Impact of Early Leukocytosis and Elevated High-Sensitivity C-Reactive Protein on Delayed Cerebral Ischemia and Neurologic Outcome After Subarachnoid Hemorrhage

Abstract

The role of inflammatory response in the pathophysiology of subarachnoid hemorrhage (SAH) is being increasingly recognized. This study analyzed the impact of cellular and biochemical markers of early inflammatory response to ictus on outcome after SAH. Patients with SAH were prospectively studied for markers of early cellular, biochemical, and cytotoxic inflammatory response, including total leukocyte count (TLC), high-sensitivity C-reactive protein (hs-CRP), and lactate dehydrogenase.
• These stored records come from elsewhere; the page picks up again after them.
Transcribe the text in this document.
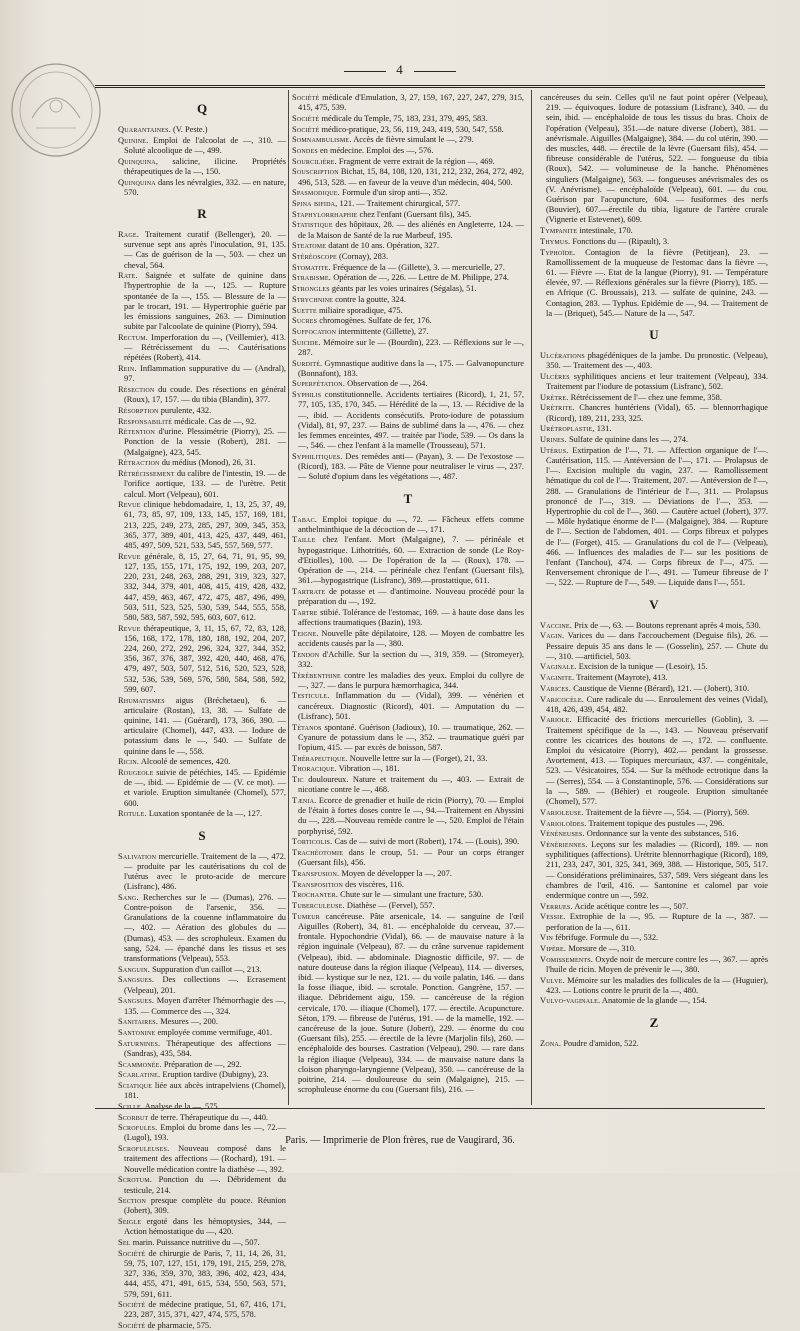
4
Q
Quarantaines. (V. Peste.)
Quinine. Emploi de l'alcoolat de —, 310. — Soluté alcoolique de —, 499.
Quinquina, salicine, ilicine. Propriétés thérapeutiques de la —, 150.
Quinquina dans les névralgies, 332. — en nature, 570.
R
Rage. Traitement curatif (Bellenger), 20. — survenue sept ans après l'inoculation, 91, 135.— Cas de guérison de la —, 503. — chez un cheval, 564.
Rate. Saignée et sulfate de quinine dans l'hypertrophie de la —, 125. — Rupture spontanée de la —, 155. — Blessure de la — par le trocart, 191. — Hypertrophie guérie par les émissions sanguines, 263. — Diminution subite par l'alcoolate de quinine (Piorry), 594.
Rectum. Imperforation du —, (Veillemier), 413. — Rétrécissement du —. Cautérisations répétées (Robert), 414.
Rein. Inflammation suppurative du — (Andral), 97.
Résection du coude. Des résections en général (Roux), 17, 157. — du tibia (Blandin), 377.
Résorption purulente, 432.
Responsabilité médicale. Cas de —, 92.
Rétention d'urine. Plessimétrie (Piorry), 25. — Ponction de la vessie (Robert), 281. — (Malgaigne), 423, 545.
Rétraction du médius (Monod), 26, 31.
Rétrécissement du calibre de l'intestin, 19. — de l'orifice aortique, 133. — de l'urètre. Petit calcul. Mort (Velpeau), 601.
Revue clinique hebdomadaire, 1, 13, 25, 37, 49, 61, 73, 85, 97, 109, 133, 145, 157, 169, 181, 213, 225, 249, 273, 285, 297, 309, 345, 353, 365, 377, 389, 401, 413, 425, 437, 449, 461, 485, 497, 509, 521, 533, 545, 557, 569, 577.
Revue générale, 8, 15, 27, 64, 71, 91, 95, 99, 127, 135, 155, 171, 175, 192, 199, 203, 207, 220, 231, 248, 263, 288, 291, 319, 323, 327, 332, 344, 379, 401, 408, 415, 419, 428, 432, 447, 459, 463, 467, 472, 475, 487, 496, 499, 503, 511, 523, 525, 530, 539, 544, 555, 558, 580, 583, 587, 592, 595, 603, 607, 612.
Revue thérapeutique, 3, 11, 15, 67, 72, 83, 128, 156, 168, 172, 178, 180, 188, 192, 204, 207, 224, 260, 272, 292, 296, 324, 327, 344, 352, 356, 367, 376, 387, 392, 420, 440, 468, 476, 479, 497, 503, 507, 512, 516, 520, 523, 528, 532, 536, 539, 569, 576, 580, 584, 588, 592, 599, 607.
Rhumatismes aigus (Bréchetaeu), 6. — articulaire (Rostan), 13, 38. — Sulfate de quinine, 141. — (Guérard), 173, 366, 390. — articulaire (Chomel), 447, 433. — Iodure de potassium dans le —, 540. — Sulfate de quinine dans le —, 558.
Ricin. Alcoolé de semences, 420.
Rougeole suivie de pétéchies, 145. — Epidémie de —, ibid. — Epidémie de — (V. ce mot). — et variole. Eruption simultanée (Chomel), 577, 600.
Rotule. Luxation spontanée de la —, 127.
S
Salivation mercurielle. Traitement de la —, 472. — produite par les cautérisations du col de l'utérus avec le proto-acide de mercure (Lisfranc), 486.
Sang. Recherches sur le — (Dumas), 276. — Contre-poison de l'arsenic, 356. — Granulations de la couenne inflammatoire du —, 402. — Aération des globules du — (Dumas), 453. — des scrophuleux. Examen du sang, 524. — épanché dans les tissus et ses transformations (Velpeau), 553.
Sanguin. Suppuration d'un caillot —, 213.
Sangsues. Des collections —. Ecrasement (Velpeau), 201.
Sangsues. Moyen d'arrêter l'hémorrhagie des —, 135. — Commerce des —, 324.
Sanitaires. Mesures —, 200.
Santonine employée comme vermifuge, 401.
Saturnines. Thérapeutique des affections — (Sandras), 435, 584.
Scammonée. Préparation de —, 292.
Scarlatine. Eruption tardive (Dubigny), 23.
Sciatique liée aux abcès intrapelviens (Chomel), 181.
Scille. Analyse de la —, 575.
Scorbut de terre. Thérapeutique du —, 440.
Scrofules. Emploi du brome dans les —, 72.—(Lugol), 193.
Scrofuleuses. Nouveau composé dans le traitement des affections — (Rochard), 191. — Nouvelle médication contre la diathèse —, 392.
Scrotum. Ponction du —. Débridement du testicule, 214.
Section presque complète du pouce. Réunion (Jobert), 309.
Seigle ergoté dans les hémoptysies, 344, — Action hémostatique du —, 420.
Sel marin. Puissance nutritive du —, 507.
Société de chirurgie de Paris, 7, 11, 14, 26, 31, 59, 75, 107, 127, 151, 179, 191, 215, 259, 278, 327, 336, 359, 370, 383, 396, 402, 423, 434, 444, 455, 471, 491, 615, 534, 550, 563, 571, 579, 591, 611.
Société de médecine pratique, 51, 67, 416, 171, 223, 287, 315, 371, 427, 474, 575, 578.
Société de pharmacie, 575.
Société médicale d'Emulation, 3, 27, 159, 167, 227, 247, 279, 315, 415, 475, 539.
Société médicale du Temple, 75, 183, 231, 379, 495, 583.
Société médico-pratique, 23, 56, 119, 243, 419, 530, 547, 558.
Somnambulisme. Accès de fièvre simulant le —, 279.
Sondes en médecine. Emploi des —, 576.
Sourcilière. Fragment de verre extrait de la région —, 469.
Souscription Bichat, 15, 84, 108, 120, 131, 212, 232, 264, 272, 492, 496, 513, 528. — en faveur de la veuve d'un médecin, 404, 500.
Spasmodique. Formule d'un sirop anti—, 352.
Spina bifida, 121. — Traitement chirurgical, 577.
Staphylorrhaphie chez l'enfant (Guersant fils), 345.
Statistique des hôpitaux, 28. — des aliénés en Angleterre, 124. — de la Maison de Santé de la rue Marbeuf, 195.
Steatome datant de 10 ans. Opération, 327.
Stéréoscope (Cornay), 283.
Stomatite. Fréquence de la — (Gillette), 3. — mercurielle, 27.
Strabisme. Opération de —, 226. — Lettre de M. Philippe, 274.
Strongles géants par les voies urinaires (Ségalas), 51.
Strychnine contre la goutte, 324.
Suette miliaire sporadique, 475.
Sucres chromogènes. Sulfate de fer, 176.
Suffocation intermittente (Gillette), 27.
Suicide. Mémoire sur le — (Bourdin), 223. — Réflexions sur le —, 287.
Surdité. Gymnastique auditive dans la —, 175. — Galvanopuncture (Bonnafont), 183.
Superfétation. Observation de —, 264.
Syphilis constitutionnelle. Accidents tertiaires (Ricord), 1, 21, 57, 77, 105, 135, 170, 345. — Hérédité de la —, 13. — Récidive de la —, ibid. — Accidents consécutifs. Proto-iodure de potassium (Vidal), 81, 97, 237. — Bains de sublimé dans la —, 476. — chez les femmes enceintes, 497. — traitée par l'iode, 539. — Os dans la —, 546. — chez l'enfant à la mamelle (Trousseau), 571.
Syphilitiques. Des remèdes anti— (Payan), 3. — De l'exostose — (Ricord), 183. — Pâte de Vienne pour neutraliser le virus —, 237. — Soluté d'opium dans les végétations —, 487.
T
Tabac. Emploi topique du —, 72. — Fâcheux effets comme anthelminthique de la décoction de —, 171.
Taille chez l'enfant. Mort (Malgaigne), 7. — périnéale et hypogastrique. Lithotritiés, 60. — Extraction de sonde (Le Roy-d'Etiolles), 100. — De l'opération de la — (Roux), 178. — Opération de —, 214. — périnéale chez l'enfant (Guersant fils), 361.—hypogastrique (Lisfranc), 389.—prostattique, 611.
Tartrate de potasse et — d'antimoine. Nouveau procédé pour la préparation du —, 192.
Tartre stibié. Tolérance de l'estomac, 169. — à haute dose dans les affections traumatiques (Bazin), 193.
Teigne. Nouvelle pâte dépilatoire, 128. — Moyen de combattre les accidents causés par la —, 380.
Tendon d'Achille. Sur la section du —, 319, 359. — (Stromeyer), 332.
Térébenthine contre les maladies des yeux. Emploi du collyre de —, 327. — dans le purpura hæmorrhagica, 344.
Testicule. Inflammation du — (Vidal), 399. — vénérien et cancéreux. Diagnostic (Ricord), 401. — Amputation du — (Lisfranc), 501.
Tétanos spontané. Guérison (Jadioux), 10. — traumatique, 262. — Cyanure de potassium dans le —, 352. — traumatique guéri par l'opium, 415. — par excès de boisson, 587.
Thérapeutique. Nouvelle lettre sur la — (Forget), 21, 33.
Thoracique. Vibration —, 181.
Tic douloureux. Nature et traitement du —, 403. — Extrait de nicotiane contre le —, 468.
Tænia. Ecorce de grenadier et huile de ricin (Piorry), 70. — Emploi de l'étain à fortes doses contre le —, 94.—Traitement en Abyssini du —, 228.—Nouveau remède contre le —, 520. Emploi de l'étain porphyrisé, 592.
Torticolis. Cas de — suivi de mort (Robert), 174. — (Louis), 390.
Trachéotomie dans le croup, 51. — Pour un corps étranger (Guersant fils), 456.
Transfusion. Moyen de développer la —, 207.
Transposition des viscères, 116.
Trochanter. Chute sur le — simulant une fracture, 530.
Tuberculeuse. Diathèse — (Fervel), 557.
Tumeur cancéreuse. Pâte arsenicale, 14. — sanguine de l'œil Aiguilles (Robert), 34, 81. — encéphaloïde du cerveau, 37.— frontale. Hypochondrie (Vidal), 66. — de mauvaise nature à la région inguinale (Velpeau), 87. — du crâne survenue rapidement (Velpeau), ibid. — abdominale. Diagnostic difficile, 97. — de nature douteuse dans la région iliaque (Velpeau), 114. — diverses, ibid. — kystique sur le nez, 121. — du voile palatin, 146. — dans la fosse iliaque, ibid. — scrotale. Ponction. Gangrène, 157. — iliaque. Débridement aigu, 159. — cancéreuse de la région cervicale, 170. — iliaque (Chomel), 177. — érectile. Acupuncture. Séton, 179. — fibreuse de l'utérus, 191. — de la mamelle, 192. — cancéreuse de la joue. Suture (Jobert), 229. — énorme du cou (Guersant fils), 255. — érectile de la lèvre (Marjolin fils), 260. — encéphaloïde des bourses. Castration (Velpeau), 290. — rare dans la région iliaque (Velpeau), 334. — de mauvaise nature dans la cloison pharyngo-laryngienne (Velpeau), 350. — cancéreuse de la poitrine, 214. — douloureuse du sein (Malgaigne), 215. — scrophuleuse énorme du cou (Guersant fils), 216. —
cancéreuses du sein. Celles qu'il ne faut point opérer (Velpeau), 219. — équivoques. Iodure de potassium (Lisfranc), 340. — du sein, ibid. — encéphaloïde de tous les tissus du bras. Choix de l'opération (Velpeau), 351.—de nature diverse (Jobert), 381. — anévrismale. Aiguilles (Malgaigne), 384. — du col utérin, 390. — des muscles, 448. — érectile de la lèvre (Guersant fils), 454. — fibreuse considérable de l'utérus, 522. — fongueuse du tibia (Roux), 542. — volumineuse de la hanche. Phénomènes singuliers (Malgaigne), 563. — fongueuses anévrismales des os (V. Anévrisme). — encéphaloïde (Velpeau), 601. — du cou. Guérison par l'acupuncture, 604. — fusiformes des nerfs (Bouvier), 607.—érectile du tibia, ligature de l'artère crurale (Vignerie et Estevenet), 609.
Tympanite intestinale, 170.
Thymus. Fonctions du — (Ripault), 3.
Typhoïde. Contagion de la fièvre (Petitjean), 23. — Ramollissement de la muqueuse de l'estomac dans la fièvre —, 61. — Fièvre —. Etat de la langue (Piorry), 91. — Température élevée, 97. — Réflexions générales sur la fièvre (Piorry), 185. — en Afrique (C. Broussais), 213. — sulfate de quinine, 243. — Contagion, 283. — Typhus. Epidémie de —, 94. — Traitement de la — (Briquet), 545.— Nature de la —, 547.
U
Ulcérations phagédéniques de la jambe. Du pronostic. (Velpeau), 350. — Traitement des —, 403.
Ulcères syphilitiques anciens et leur traitement (Velpeau), 334. Traitement par l'iodure de potassium (Lisfranc), 502.
Urètre. Rétrécissement de l'— chez une femme, 358.
Urétrite. Chancres huntériens (Vidal), 65. — blennorrhagique (Ricord), 189, 211, 233, 325.
Urétroplastie, 131.
Urines. Sulfate de quinine dans les —, 274.
Utérus. Extirpation de l'—, 71. — Affection organique de l'—. Cautérisation, 115. — Antéversion de l'—, 171. — Prolapsus de l'—. Excision multiple du vagin, 237. — Ramollissement hématique du col de l'—. Traitement, 207. — Antéversion de l'—, 288. — Granulations de l'intérieur de l'—, 311. — Prolapsus prononcé de l'—, 319. — Déviations de l'—, 353. — Hypertrophie du col de l'—, 360. — Cautère actuel (Jobert), 377. — Môle hydatique énorme de l'— (Malgaigne), 384. — Rupture de l'—. Section de l'abdomen, 401. — Corps fibreux et polypes de l'— (Forget), 415. — Granulations du col de l'— (Velpeau), 466. — Influences des maladies de l'— sur les positions de l'enfant (Tanchou), 474. — Corps fibreux de l'—, 475. — Renversement chronique de l'—, 491. — Tumeur fibreuse de l' —, 522. — Rupture de l'—, 549. — Liquide dans l'—, 551.
V
Vaccine. Prix de —, 63. — Boutons reprenant après 4 mois, 530.
Vagin. Varices du — dans l'accouchement (Deguise fils), 26. — Pessaire depuis 35 ans dans le — (Gosselin), 257. — Chute du —, 310. —artificiel, 503.
Vaginale. Excision de la tunique — (Lesoir), 15.
Vaginite. Traitement (Mayrote), 413.
Varices. Caustique de Vienne (Bérard), 121. — (Jobert), 310.
Varicocèle. Cure radicale du —. Enroulement des veines (Vidal), 418, 426, 439, 454, 482.
Variole. Efficacité des frictions mercurielles (Goblin), 3. — Traitement spécifique de la —, 143. — Nouveau préservatif contre les cicatrices des boutons de —, 172. — confluente. Emploi du vésicatoire (Piorry), 402.— pendant la grossesse. Avortement, 413. — Topiques mercuriaux, 437. — congénitale, 523. — Vésicatoires, 554. — Sur la méthode ectrotique dans la — (Serres), 554. — à Constantinople, 576. — Considérations sur la —, 589. — (Béhier) et rougeole. Eruption simultanée (Chomel), 577.
Varioleuse. Traitement de la fièvre —, 554. — (Piorry), 569.
Varioloïdes. Traitement topique des pustules —, 296.
Vénéneuses. Ordonnance sur la vente des substances, 516.
Vénériennes. Leçons sur les maladies — (Ricord), 189. — non syphilitiques (affections). Urétrite blennorrhagique (Ricord), 189, 211, 233, 247, 301, 325, 341, 369, 388. — Historique, 505, 517. — Considérations préliminaires, 537, 589. Vers siégeant dans les chambres de l'œil, 416. — Santonine et calomel par voie endermique contre un —, 592.
Verrues. Acide acétique contre les —, 507.
Vessie. Extrophie de la —, 95. — Rupture de la —, 387. — perforation de la —, 611.
Vin fébrifuge. Formule du —, 532.
Vipère. Morsure de —, 310.
Vomissements. Oxyde noir de mercure contre les —, 367. — après l'huile de ricin. Moyen de prévenir le —, 380.
Vulve. Mémoire sur les maladies des follicules de la — (Huguier), 423. — Lotions contre le prurit de la —, 480.
Vulvo-vaginale. Anatomie de la glande —, 154.
Z
Zona. Poudre d'amidon, 522.
Paris. — Imprimerie de Plon frères, rue de Vaugirard, 36.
The relationship of these markers to delayed cerebral ischemia (DCI), new infarct, and Glasgow Outcome Scale (GOS) score at 3 months was studied. The study comprised 246 patients. Of patients, 94 who developed DCI had a significantly higher TLC [± SD] (11.2× 10(3)/mm(3) [± 4.0] vs. 9.4× 10(3)/mm(3) [± 2.9], P= 0.001) and 62 with new infarct had significantly higher TLC (11.0× 10(3)/mm(3) [± 3.6] vs. 9.8× 10(3)/mm(3) [± 3.4], P= 0.05). GOS score had a significant inverse relationship to TLC at admission. The mean TLC [± SD] was 12.7× 10(3)/mm(3) [± 4.2], 11.7× 10(3)/mm(3) [± 3.1], 10.2× 10(3)/mm(3) [± 3.4], and 9.3× 10(3)/mm(3) [± 2.8] among patients with GOS scores of 1, 3, 4, and 5 (P < 0.001). hs-CRP showed a trend of an inverse relationship to GOS score in univariate analysis. Lactate dehydrogenase had no relationship with any outcome parameter. In multivariate analysis, higher admission TLC had a significant association with DCI (P= 0.01) and poorer GOS score (P < 0.001), and higher hs-CRP had a significant association with poorer GOS score (P= 0.05). A leukocytosis response to ictus seems to have a significant independent association with both DCI and poor GOS score, and hs-CRP level had a significant independent association with poor GOS score, indicating preeminence of early cellular response in SAH pathophysiology.